If you need to delete a specific snapshot:

./hv snapshots forget <snapshot_id>

Use the --dry-run flag to preview the operation without actually deleting anything:

./hv snapshots forget <snapshot_id> --dry-run

Restoring from Backup

One of HomeVault's key advantages is its repeatable deployment architecture, which significantly simplifies the recovery process. When disaster strikes, whether it's a disk failure or a complete server loss, you can recover your entire HomeVault instance with minimal effort.

Restore From Snapshot

To restore your HomeVault instance from a backup, you need to have a server with enough storage capacity to hold the entire data that's included in the backup snapshot.

Step 1. Assuming the workspace you used for the original deployment no longer exists, you will need to recreate the workspace:

mkdir -p ~/homevault/workspace
cd ~/homevault/workspace
curl -fsSL https://github.com/thedebuggedlife/homevault-deployment/releases/latest/download/setup.zip | busybox unzip -n -
chmod +x hv

Step 2. You will need to re-create the restic.env file that was used when you initialized the backup system.

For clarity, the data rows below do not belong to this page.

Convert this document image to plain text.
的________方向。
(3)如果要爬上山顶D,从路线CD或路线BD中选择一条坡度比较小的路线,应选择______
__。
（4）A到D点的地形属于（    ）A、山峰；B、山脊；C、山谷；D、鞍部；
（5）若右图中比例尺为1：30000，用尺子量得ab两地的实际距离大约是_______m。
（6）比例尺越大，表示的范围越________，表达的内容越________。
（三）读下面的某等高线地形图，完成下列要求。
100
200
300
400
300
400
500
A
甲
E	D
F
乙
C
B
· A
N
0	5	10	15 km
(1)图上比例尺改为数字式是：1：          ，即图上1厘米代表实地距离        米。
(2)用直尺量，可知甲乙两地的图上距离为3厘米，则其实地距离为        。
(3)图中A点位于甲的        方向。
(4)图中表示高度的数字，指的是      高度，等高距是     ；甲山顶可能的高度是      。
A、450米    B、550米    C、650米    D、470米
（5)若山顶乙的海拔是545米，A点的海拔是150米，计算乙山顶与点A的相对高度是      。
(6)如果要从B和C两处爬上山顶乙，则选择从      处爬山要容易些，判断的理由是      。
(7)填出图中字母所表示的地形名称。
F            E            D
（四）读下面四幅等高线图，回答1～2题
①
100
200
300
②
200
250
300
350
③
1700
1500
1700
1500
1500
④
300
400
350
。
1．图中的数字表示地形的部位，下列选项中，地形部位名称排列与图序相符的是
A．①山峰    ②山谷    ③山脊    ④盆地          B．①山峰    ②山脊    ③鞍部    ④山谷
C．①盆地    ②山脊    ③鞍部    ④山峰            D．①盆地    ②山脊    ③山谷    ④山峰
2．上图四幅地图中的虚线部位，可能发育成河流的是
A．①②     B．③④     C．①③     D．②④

Step 3. Run the restore command:

./hv restore --snapshot <snapshot_id> --restic-env /path/to/your/restic-env-file

[!tip] If you don't specify a snapshot ID, the script will automatically use the latest available snapshot

To perform a dry run without actually restoring:

./homevault.sh restore --snapshot --restic-env /path/to/your/restic-env-file --dry-run

What Gets Restored From A Snapshot

During the restore process, HomeVault:

1. Downloads the selected snapshot from your cloud storage provider
2. Extracts app configuration and user data from the snapshot
3. Redeploys the modules that were active when the snapshot was created
4. Restores your data to its previous state

The only requirement is to have sufficient storage space on your server to accommodate the snapshot contents.

Encryption and Security

HomeVault's backup solution leverages restic's robust encryption model to ensure your data remains protected at all times. Every snapshot is encrypted using the password you provide during initialization (the RESTIC_PASSWORD value). This encryption happens client-side before any data leaves your server, meaning your unencrypted data never traverses the network or reaches the storage provider.

Even if an unauthorized party were to gain access to your backup repository they would only see encrypted chunks of data that are practically impossible to decrypt without your password. The repository structure, file names, file sizes, and metadata are all encrypted, leaving attackers with no useful information about your data. This zero-knowledge approach means you can safely store backups on any provider without compromising security, as long as you keep your RESTIC_PASSWORD secure.

Remember that this password is the key to all your backups—if it's lost, your backup data becomes permanently and irreversibly inaccessible, and if it's compromised, your backup data could be decrypted by others.